Quanto può essere difficile riconoscere (e verbalizzare) il proprio disagio psichico? La grandezza di uno scrittore che parla di salute mentale compromessa sta proprio in questo: la scrittura non sostituisce lo psicoterapeuta, non ha niente di salvifico eppure è uno strumento necessario. Non è sufficiente a salvare le vite degli scrittori che sono affetti da depressione (come David Foster Wallace o Hemingway, ad esempio), perché altrimenti sarebbero sopravvissuti grazie all’abilità di una scrittura grandiosa. Wurtzel aveva scritto di Wallace, dopo il suo suicidio, in un articolo che prova a spiegare, a chi non è depresso e a chi non scrive per professione e per talento, quanto costi la relazione che c’è tra questi due aspetti. In Prozac Nation, afferma: “Ai non pochi lettori che mi hanno detto di aver trovato il libro irritante e noioso, ho risposto: ‘Bene, benissimo: significa che ho ottenuto lo scopo che mi proponevo.
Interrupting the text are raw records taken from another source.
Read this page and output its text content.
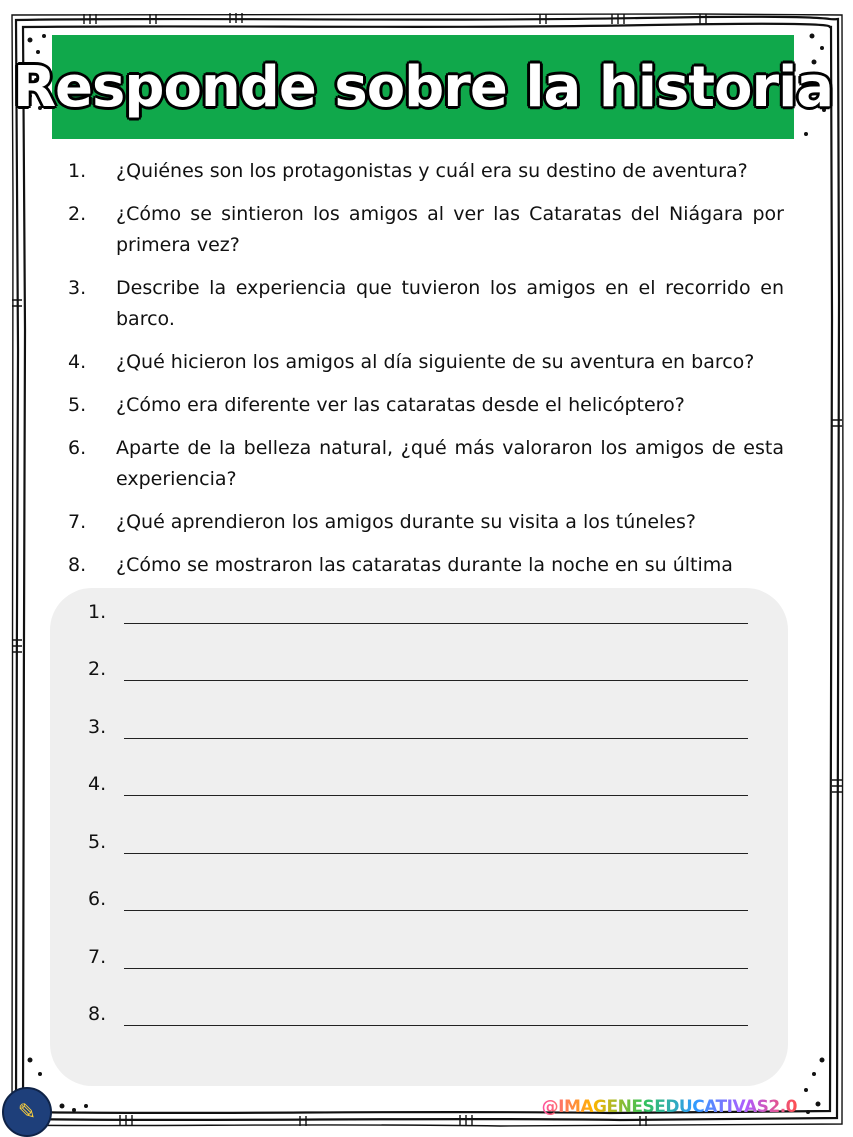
Responde sobre la historia
1.	¿Quiénes son los protagonistas y cuál era su destino de aventura?
2.	¿Cómo se sintieron los amigos al ver las Cataratas del Niágara por primera vez?
3.	Describe la experiencia que tuvieron los amigos en el recorrido en barco.
4.	¿Qué hicieron los amigos al día siguiente de su aventura en barco?
5.	¿Cómo era diferente ver las cataratas desde el helicóptero?
6.	Aparte de la belleza natural, ¿qué más valoraron los amigos de esta experiencia?
7.	¿Qué aprendieron los amigos durante su visita a los túneles?
8.	¿Cómo se mostraron las cataratas durante la noche en su última
1.
2.
3.
4.
5.
6.
7.
8.
✎	@IMAGENESEDUCATIVAS2.0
Se qualcuno si è sentito frustrato o adirato, significa che ho saputo trasmettere il senso di inutilità che provano quasi tutti coloro che nella vita di tutti i giorni devono trattare con un vero depresso. In una persona depressa c’è molto narcisismo e molta introversione, due aspetti così profondi e intensi da renderla incapace di dimenticare se stessa abbastanza a lungo per vedere il bene e la bellezza del mondo intorno a lei”.

A scrivere di depressione e disagio psichico prima di Wurtzel ci sono state altre scrittrici, tra cui Sylvia Plath nel romanzo La campana di vetro e Susanna Kaysen in Ragazza interrotta. Il merito di queste scrittrici, egoriferite al punto da dedicare la scrittura di un intero libro alla propria malattia, al tempo stesso dimostra che la scrittura è utile: perché nel momento in cui la malattia viene resa nota, sviscerata, apre lo spiraglio alla conversazione, la mette in relazione alle altre persone, che, come alcuni psicologi affermano, è l’essenza stessa della psicoterapia. La scrittura, dunque, mette in relazione, crea legami, costruisce una dialettica e quindi spinge fuori il paziente, lo scrittore, da sé stesso. La scrittura da sola non ha salvato Wurtzel, la farmacologia forse, o molto più probabilmente entrambe.

“Avevo così tanta paura di rinunciare alla depressione, avevo paura che in qualche modo la parte peggiore di me fosse in realtà tutto ciò che ero. (…) La depressione provoca assuefazione come molte sostanze e molti modelli di comportamento, e come questi vizi è triste ma anche difficile da spezzare”. Ma la depressione non ha una sola forma e spesso produce altri sintomi, come l’autolesionismo e la dipendenza da droghe: Wurtzel mette a nudo sé stessa ancora una volta ed espone la sua esperienza, successiva a Prozac Nation, in un altro memoir, More, now, again (Vertigine, Frassinelli, 2003).

In una recente intervista, l’autrice dichiara: “L’idea che a qualcuno potesse interessare leggere della mia vita sembrava folle a chiunque. La memoria è una costruzione. L’idea che ci sia qualcosa di diverso tra scrivere un memoir e fiction è folle: sono la stessa cosa. Stai costruendo un racconto”.